By this decision she got a bit to the east of many of her rivals and suffered less from the great calm that caused so many boats to go dead after two days of glorious sailing. Niña had it for about 12 hours, starting Monday evening, but she was dinghy-raced through it, with every zephyr played for what it was worth and constant sail changes to catch what catspaws there were. Drifters, gollies, spinnakers, genoas and other light sails in varying combinations were worked carefully and she never lost way, gradually moving into better air by Tuesday morning, while the bulk of the fleet had to wait until much later Tuesday for it. She saw no other boats after dropping Petrel astern on Monday afternoon until she sighted Stormvogel on approaching North Rock.

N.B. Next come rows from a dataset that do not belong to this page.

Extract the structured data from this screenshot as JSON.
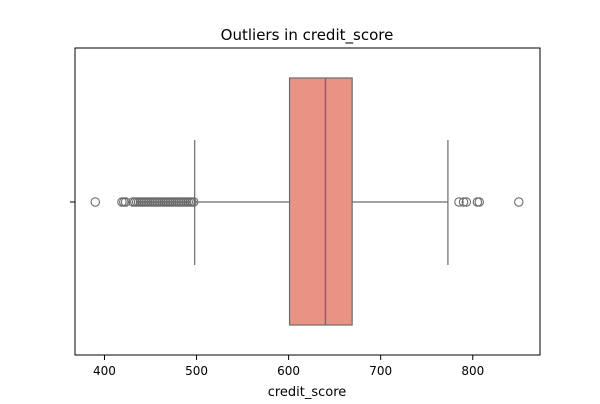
{
  "chart_data": {
    "type": "boxplot",
    "title": "Outliers in credit_score",
    "xlabel": "credit_score",
    "ylabel": "",
    "xlim": [
      368,
      873
    ],
    "x_ticks": [
      400,
      500,
      600,
      700,
      800
    ],
    "x_tick_labels": [
      "400",
      "500",
      "600",
      "700",
      "800"
    ],
    "orientation": "horizontal",
    "grid": false,
    "box": {
      "min_whisker": 498,
      "q1": 601,
      "median": 640,
      "q3": 669,
      "max_whisker": 773
    },
    "outliers": [
      390,
      419,
      421,
      423,
      431,
      433,
      435,
      437,
      439,
      441,
      443,
      445,
      447,
      449,
      451,
      453,
      455,
      457,
      459,
      461,
      463,
      465,
      467,
      469,
      471,
      473,
      475,
      477,
      479,
      481,
      483,
      485,
      487,
      489,
      491,
      493,
      495,
      497,
      785,
      790,
      793,
      805,
      807,
      850
    ],
    "colors": {
      "box_fill": "#ea9284",
      "line": "#6b6b6b",
      "axes": "#000000"
    }
  }
}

Niña‘s gear is as modern as the newest racing machine. Despite the complexity of lines needed to handle a schooner rig, she has remarkably uncluttered decks, and her winches and fittings are right up to date. There is a clean efficiency about every inch of her, and her hollow mainmast, built with the boat, looks as new as it did in 1928.

Fales, who stands watches and handles the wheel often, has naturally been able to collect a topnotch crew to sail with him, and he gives full credit to them whenever he is congratulated. The watch captains were Peter Comstock and Capt. Arthur Schuman, USN, and Dan Bickford was the navigator. Also in the crew were: Howard L. Payne, John Sinclair, Harold Wilder, William Close, Tony Hogan, Radley H. Daly, Charles L. Stone, Dr. Paul Sheldon and Capt. Trygve Thorsen.

Grand old girl that she is, and as wonderful a chapter in her career as this popular victory was, everyone who races knows that Niña has many more winning races ahead of her.